To check that these neurons had detected a neutral picture, Aton and her team checked whether they could trigger the memory of the stimulus image by selectively triggering the neurons without displaying the image. When they stimulated the neurons and combined the activation with a slight foot shock, they discovered that their subjects would then be fearful of visual stimuli that appeared close to the image of the encoding cells. They also found the opposite to be true: after combining the visual stimuli with the foot shock, their subjects will respond with fear to the reactivation of the neurons.
“Basically, the precept of the visual stimuli and the precept of this fully artificial neuron stimulation produced the same result,” Aton said. The researchers discovered that there was no anxiety associated with the visual stimuli when they disturbed sleep after they showed the participants a picture and gave them a slight foot shock. Many with unmanipulated sleep also come to fear the specific visual sensation that has been associated with the foot shock.
“We found that these mice actually became afraid of every visual stimulus we showed them,” Aton said. “From the time they go to the chamber where the visual stimuli are presented, they seem to know there’s a reason to feel fear, but they don’t know what specifically they’re afraid of.”

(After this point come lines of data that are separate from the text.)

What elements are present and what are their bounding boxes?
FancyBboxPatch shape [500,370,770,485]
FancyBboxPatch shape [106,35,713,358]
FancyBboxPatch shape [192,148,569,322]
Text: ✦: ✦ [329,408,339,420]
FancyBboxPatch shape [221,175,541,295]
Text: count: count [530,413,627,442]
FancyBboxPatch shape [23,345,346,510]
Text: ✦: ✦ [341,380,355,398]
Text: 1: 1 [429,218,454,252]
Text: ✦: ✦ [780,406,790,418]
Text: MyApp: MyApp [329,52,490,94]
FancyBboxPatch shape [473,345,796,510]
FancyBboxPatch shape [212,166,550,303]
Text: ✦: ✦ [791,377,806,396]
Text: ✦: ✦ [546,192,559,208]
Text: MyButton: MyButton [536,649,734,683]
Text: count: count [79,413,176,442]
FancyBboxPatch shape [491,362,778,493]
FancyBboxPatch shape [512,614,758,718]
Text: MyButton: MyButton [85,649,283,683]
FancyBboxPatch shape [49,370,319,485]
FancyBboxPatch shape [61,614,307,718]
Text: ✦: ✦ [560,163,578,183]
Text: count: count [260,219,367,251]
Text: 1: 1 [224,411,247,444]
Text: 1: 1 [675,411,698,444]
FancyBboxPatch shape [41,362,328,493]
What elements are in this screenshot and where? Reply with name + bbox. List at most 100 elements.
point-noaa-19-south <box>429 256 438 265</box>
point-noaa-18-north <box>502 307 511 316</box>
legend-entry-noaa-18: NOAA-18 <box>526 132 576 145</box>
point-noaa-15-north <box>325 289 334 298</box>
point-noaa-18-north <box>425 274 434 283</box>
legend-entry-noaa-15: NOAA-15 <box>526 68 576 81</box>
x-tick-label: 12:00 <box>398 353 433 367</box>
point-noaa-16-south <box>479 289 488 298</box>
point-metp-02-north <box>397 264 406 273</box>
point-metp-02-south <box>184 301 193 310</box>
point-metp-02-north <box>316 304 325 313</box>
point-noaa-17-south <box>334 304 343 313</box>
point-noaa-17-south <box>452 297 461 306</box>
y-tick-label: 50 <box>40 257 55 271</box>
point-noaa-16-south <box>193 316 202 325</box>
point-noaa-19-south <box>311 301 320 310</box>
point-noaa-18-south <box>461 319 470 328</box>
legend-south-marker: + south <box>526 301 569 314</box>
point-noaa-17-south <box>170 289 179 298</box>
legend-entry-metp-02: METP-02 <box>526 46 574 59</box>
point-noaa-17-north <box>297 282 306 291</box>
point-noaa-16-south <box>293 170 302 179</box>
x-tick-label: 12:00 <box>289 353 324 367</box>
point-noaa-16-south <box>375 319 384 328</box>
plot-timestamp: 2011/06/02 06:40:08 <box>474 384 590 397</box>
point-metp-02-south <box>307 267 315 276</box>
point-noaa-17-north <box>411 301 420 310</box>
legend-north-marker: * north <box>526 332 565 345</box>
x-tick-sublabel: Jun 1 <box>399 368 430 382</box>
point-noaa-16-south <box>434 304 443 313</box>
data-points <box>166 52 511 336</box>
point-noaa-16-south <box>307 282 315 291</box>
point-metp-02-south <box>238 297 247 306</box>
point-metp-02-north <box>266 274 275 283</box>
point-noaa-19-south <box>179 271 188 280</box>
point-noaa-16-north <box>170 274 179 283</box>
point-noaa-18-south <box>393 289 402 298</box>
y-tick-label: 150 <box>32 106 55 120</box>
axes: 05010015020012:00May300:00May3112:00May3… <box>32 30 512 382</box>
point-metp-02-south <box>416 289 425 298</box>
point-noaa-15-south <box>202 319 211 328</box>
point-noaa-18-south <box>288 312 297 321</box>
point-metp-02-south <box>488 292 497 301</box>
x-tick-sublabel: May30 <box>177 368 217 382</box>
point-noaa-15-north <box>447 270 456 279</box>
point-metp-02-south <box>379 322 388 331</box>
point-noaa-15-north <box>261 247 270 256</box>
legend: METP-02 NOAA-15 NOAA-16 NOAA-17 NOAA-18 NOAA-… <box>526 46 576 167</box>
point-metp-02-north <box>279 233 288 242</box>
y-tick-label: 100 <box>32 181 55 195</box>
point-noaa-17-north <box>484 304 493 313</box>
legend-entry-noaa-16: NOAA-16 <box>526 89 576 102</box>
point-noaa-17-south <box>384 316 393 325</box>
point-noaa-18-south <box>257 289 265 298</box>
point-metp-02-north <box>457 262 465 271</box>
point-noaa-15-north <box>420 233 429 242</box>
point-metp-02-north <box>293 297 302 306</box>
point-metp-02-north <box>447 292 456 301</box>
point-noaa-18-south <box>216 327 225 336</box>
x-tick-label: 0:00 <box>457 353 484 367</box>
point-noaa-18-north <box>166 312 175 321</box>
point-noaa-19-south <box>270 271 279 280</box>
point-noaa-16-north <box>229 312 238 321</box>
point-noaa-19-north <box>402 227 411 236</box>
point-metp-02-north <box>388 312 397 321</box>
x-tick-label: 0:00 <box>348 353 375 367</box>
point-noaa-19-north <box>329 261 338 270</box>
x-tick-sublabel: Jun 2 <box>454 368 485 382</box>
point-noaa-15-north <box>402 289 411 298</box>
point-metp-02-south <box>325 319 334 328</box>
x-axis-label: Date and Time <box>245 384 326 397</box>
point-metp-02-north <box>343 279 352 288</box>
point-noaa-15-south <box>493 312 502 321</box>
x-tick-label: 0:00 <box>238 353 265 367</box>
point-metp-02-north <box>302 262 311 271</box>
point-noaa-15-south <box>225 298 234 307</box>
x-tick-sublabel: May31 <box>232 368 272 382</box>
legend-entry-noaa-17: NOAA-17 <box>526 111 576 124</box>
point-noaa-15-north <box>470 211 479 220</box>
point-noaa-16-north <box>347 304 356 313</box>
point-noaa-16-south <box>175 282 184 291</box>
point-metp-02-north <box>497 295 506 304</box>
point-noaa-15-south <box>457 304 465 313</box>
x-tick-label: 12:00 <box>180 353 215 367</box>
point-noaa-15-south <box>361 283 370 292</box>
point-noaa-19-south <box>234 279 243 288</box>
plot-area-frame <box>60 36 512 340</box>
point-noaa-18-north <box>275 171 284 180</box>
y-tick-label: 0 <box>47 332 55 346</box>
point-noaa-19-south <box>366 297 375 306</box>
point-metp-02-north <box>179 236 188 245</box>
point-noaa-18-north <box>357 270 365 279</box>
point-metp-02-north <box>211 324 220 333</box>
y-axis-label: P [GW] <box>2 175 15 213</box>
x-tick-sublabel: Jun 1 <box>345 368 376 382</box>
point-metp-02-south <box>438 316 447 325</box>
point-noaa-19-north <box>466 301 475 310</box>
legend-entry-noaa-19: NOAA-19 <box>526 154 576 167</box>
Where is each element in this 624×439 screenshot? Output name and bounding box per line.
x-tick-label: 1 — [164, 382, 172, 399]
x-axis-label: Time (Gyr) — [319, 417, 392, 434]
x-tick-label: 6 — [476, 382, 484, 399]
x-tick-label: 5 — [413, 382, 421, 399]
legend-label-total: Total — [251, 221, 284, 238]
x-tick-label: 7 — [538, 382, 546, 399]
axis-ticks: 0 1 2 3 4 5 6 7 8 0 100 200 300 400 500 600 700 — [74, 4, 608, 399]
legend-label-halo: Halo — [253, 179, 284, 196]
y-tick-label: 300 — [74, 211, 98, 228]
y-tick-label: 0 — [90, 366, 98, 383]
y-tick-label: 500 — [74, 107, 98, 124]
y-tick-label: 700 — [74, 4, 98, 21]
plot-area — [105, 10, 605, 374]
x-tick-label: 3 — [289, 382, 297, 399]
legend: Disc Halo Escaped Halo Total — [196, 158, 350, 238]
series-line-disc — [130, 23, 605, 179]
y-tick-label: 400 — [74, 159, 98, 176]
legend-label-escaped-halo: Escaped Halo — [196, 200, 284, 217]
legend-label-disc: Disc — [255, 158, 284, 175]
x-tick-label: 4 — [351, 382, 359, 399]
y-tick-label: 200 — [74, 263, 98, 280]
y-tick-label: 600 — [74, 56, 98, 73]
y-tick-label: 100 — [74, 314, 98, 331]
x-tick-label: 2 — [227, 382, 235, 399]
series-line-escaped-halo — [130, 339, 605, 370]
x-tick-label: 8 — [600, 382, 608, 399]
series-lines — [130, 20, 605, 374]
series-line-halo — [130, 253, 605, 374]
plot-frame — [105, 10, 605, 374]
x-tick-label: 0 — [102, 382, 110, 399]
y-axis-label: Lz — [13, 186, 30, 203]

This is likely to demonstrate that, in order to make an effective fear correlation with a visual stimulus, the sleep-associated reactivation of the neurons encoding that stimulus in the sensory cortex, according to Aton, is needed. This causes the memory unique to the visual cue to be produced. Researchers believe that at the same time, this sensory cortical region must interact with other brain systems in order to combine the sensory component of memory with the emotional aspect.
Aton suggests their results may have consequences for understanding anxiety and post-traumatic stress disorders. “To me, this is a kind of hint that says that if you attach fear to a very specific event during sleep, sleep disturbances can influence this mechanism. In the absence of sleep, the brain appears to be managing to digest the fact that you are scared, but you might not be able to connect that to what you might be afraid of, “Aton said that. “This specification method could be one that goes awry with PTSD or generalized anxiety.”